The Strategist

Seven bizarre economic indicators


03/02/2018 - 11:14



Can the number of pregnant women, the length of skirts, men's underwear and the height of skyscrapers predict a recession?



bulbfish  via pexels
bulbfish via pexels
Number of pregnancies

The decrease in the number of pregnancies is a sure sign of the approaching recession in the economy, the National Bureau of Economic Research of the USA (NBER) has revealed. The number of conceptions began to decline at least six months before the beginning of the last three recessions in the US - in the early 1990s, early 2000s, and the late 2000s. "One explanation may be that people’s decision to have a child often reflects their confidence in the future," says one of the authors of the study. The drop in the number of pregnancies is a leading indicator and it can be used to predict recessions, NBER notes.

Length of skirts

One of the oldest non-traditional market indicators is the length of women's skirts. They become shorter during the growth of the stock market and the economy.  On the other hand, it is believed that skirts are usually longer during the recession. This index was suggested by the economist George Taylor, a professor at Wharton Business School: he noticed that short skirts became popular in the roaring twenties, and during the Great Depression women again switched to long ones. Taylor suggested that women sought to demonstrate expensive silk stockings in good economic times, and to cover their bare legs in the difficult times. But the length index of skirts badly correlated with the state of the economy and later, until the XXI century.

A  study of economists Erasmus School of Economics, held in 2010, showed that the correlation between the length of skirts and the stock market exists, but fashion trends may lag behind the market for three years.

The lipstick Index

In 2001, Estée Lauder Chairman Leonard Lauder proposed a lipstick index: he argued that there is an inverse correlation between sales of the product and the state of the economy. In the autumn of 2001, during the recession and after the September 11 attacks, lipstick sales grew 11% in the US. It is known that sales of cosmetics were quickly climbing up even during the Great Depression. One of the explanations is that lipstick can be a less expensive alternative to expensive purchases, as women try to save money in an uncertain financial situation. However, studies have shown that there is no clear correlation between lipstick sales and the economic situation - they can grow during the economic boom, too.

Men's underwear

The use of consumer goods as indicators of the state of the economy is associated with an assessment of the psychology of buyers and the level of consumer confidence. The former chairman of the US Federal Reserve, Alan Greenspan, noted that the sign of the beginning of the recession could be a decrease in demand for men's underwear, the purchase of which is postponed due to the onset of a difficult economic situation.

Height of heels 

Another fashion trend, which may be related to the economic situation, is the height of the heels of women's shoes. "Usually, during a recession, the height of the heels grows and keeps at this level.

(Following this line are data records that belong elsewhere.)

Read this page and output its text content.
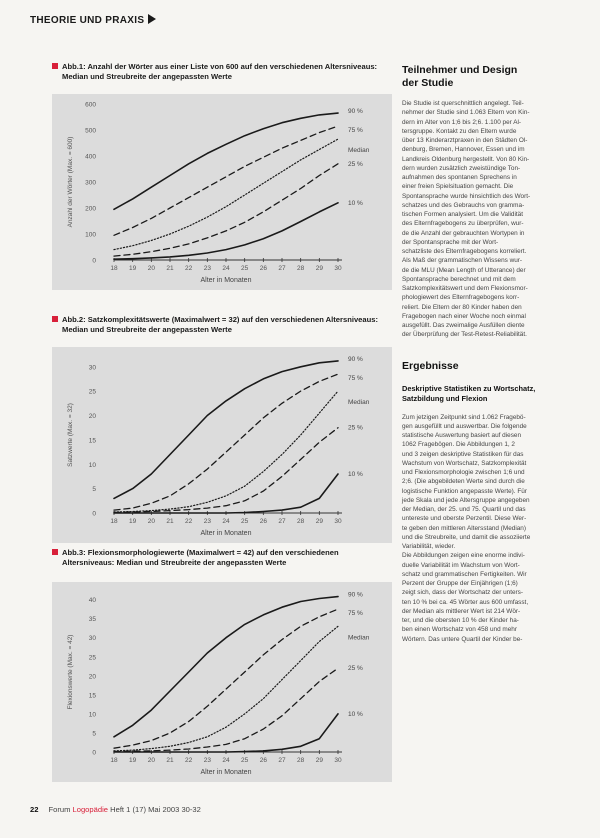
THEORIE UND PRAXIS
Abb.1: Anzahl der Wörter aus einer Liste von 600 auf den verschiedenen Altersniveaus:
Median und Streubreite der angepassten Werte
0
100
200
300
400
500
600
18 19 20 21 22 23 24 25 26 27 28 29 30
Alter in Monaten
Anzahl der Wörter (Max. = 600)
90 %
75 %
Median
25 %
10 %
Abb.2: Satzkomplexitätswerte (Maximalwert = 32) auf den verschiedenen Altersniveaus:
Median und Streubreite der angepassten Werte
0
5
10
15
20
25
30
18 19 20 21 22 23 24 25 26 27 28 29 30
Alter in Monaten
Satzwerte (Max. = 32)
90 %
75 %
Median
25 %
10 %
Abb.3: Flexionsmorphologiewerte (Maximalwert = 42) auf den verschiedenen
Altersniveaus: Median und Streubreite der angepassten Werte
0
5
10
15
20
25
30
35
40
18 19 20 21 22 23 24 25 26 27 28 29 30
Alter in Monaten
Flexionswerte (Max. = 42)
90 %
75 %
Median
25 %
10 %
Teilnehmer und Design
der Studie
Die Studie ist querschnittlich angelegt. Teil-
nehmer der Studie sind 1.063 Eltern von Kin-
dern im Alter von 1;6 bis 2;6. 1.100 per Al-
tersgruppe. Kontakt zu den Eltern wurde
über 13 Kinderarztpraxen in den Städten Ol-
denburg, Bremen, Hannover, Essen und im
Landkreis Oldenburg hergestellt. Von 80 Kin-
dern wurden zusätzlich zweistündige Ton-
aufnahmen des spontanen Sprechens in
einer freien Spielsituation gemacht. Die
Spontansprache wurde hinsichtlich des Wort-
schatzes und des Gebrauchs von gramma-
tischen Formen analysiert. Um die Validität
des Elternfragebogens zu überprüfen, wur-
de die Anzahl der gebrauchten Wortypen in
der Spontansprache mit der Wort-
schatzliste des Elternfragebogens korreliert.
Als Maß der grammatischen Wissens wur-
de die MLU (Mean Length of Utterance) der
Spontansprache berechnet und mit dem
Satzkomplexitätswert und dem Flexionsmor-
phologiewert des Elternfragebogens korr-
reliert. Die Eltern der 80 Kinder haben den
Fragebogen nach einer Woche noch einmal
ausgefüllt. Das zweimalige Ausfüllen diente
der Überprüfung der Test-Retest-Reliabilität.
Ergebnisse
Deskriptive Statistiken zu Wortschatz,
Satzbildung und Flexion
Zum jetzigen Zeitpunkt sind 1.062 Fragebö-
gen ausgefüllt und auswertbar. Die folgende
statistische Auswertung basiert auf diesen
1062 Fragebögen. Die Abbildungen 1, 2
und 3 zeigen deskriptive Statistiken für das
Wachstum von Wortschatz, Satzkomplexität
und Flexionsmorphologie zwischen 1;6 und
2;6. (Die abgebildeten Werte sind durch die
logistische Funktion angepasste Werte). Für
jede Skala und jede Altersgruppe angegeben
der Median, der 25. und 75. Quartil und das
untereste und oberste Perzentil. Diese Wer-
te geben den mittleren Altersstand (Median)
und die Streubreite, und damit die assoziierte
Variabilität, wieder.
Die Abbildungen zeigen eine enorme indivi-
duelle Variabilität im Wachstum von Wort-
schatz und grammatischen Fertigkeiten. Wir
Perzent der Gruppe der Einjährigen (1;6)
zeigt sich, dass der Wortschatz der unters-
ten 10 % bei ca. 45 Wörter aus 600 umfasst,
der Median als mittlerer Wert ist 214 Wör-
ter, und die obersten 10 % der Kinder ha-
ben einen Wortschatz von 458 und mehr
Wörtern. Das untere Quartil der Kinder be-
22 Forum Logopädie Heft 1 (17) Mai 2003 30-32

Consumers turn to a more catchy fashion as a means to fantasize and escape from reality," said IBM consumer product expert Trevor Davis in 2011, who analyzed posts in social networks and blogs. The trend is traced throughout the century: low-heeled shoes and flats were replaced by shoes with higher heels and platforms during the Great Depression and the oil crisis of the 1970s.

Index of skyscrapers

The Barclays skyline index regards a boom in the construction of towers as a sign of the impending recession in the economy. And the more skyscrapers are built, the longer the recession will be. Before the Great Depression, three mega-buildings were built in the US: the Empire State Building, the Chrysler Building and the 70-story skyscraper at Wall Street, 40. Construction of Burj Khalifa, the highest skyscraper in the world located in Dubai, also started before the global crisis, and in 2009 a boom in the credit sector and the real estate market ended with the default of investment company Dubai World. The authorities of the UAE saved it, and the tower was opened in 2010. "If it were not for economic bubbles, we would miss many of the architectural creations," says David Fuller, co-publisher of the investment newsletter Fuller Treacy Monet

The Big Mac Index

One of the most famous "non-economic" indicators is the Big Mac Index, calculated by The Economist magazine. It illustrates the theory of purchasing power parity (PPP) and may indicate their undervaluation or overvaluation. However, many other factors influence the exchange rates. PPP is used in other ratings, for example, Deutsche Bank has calculated the cost of dating in different cities of the world.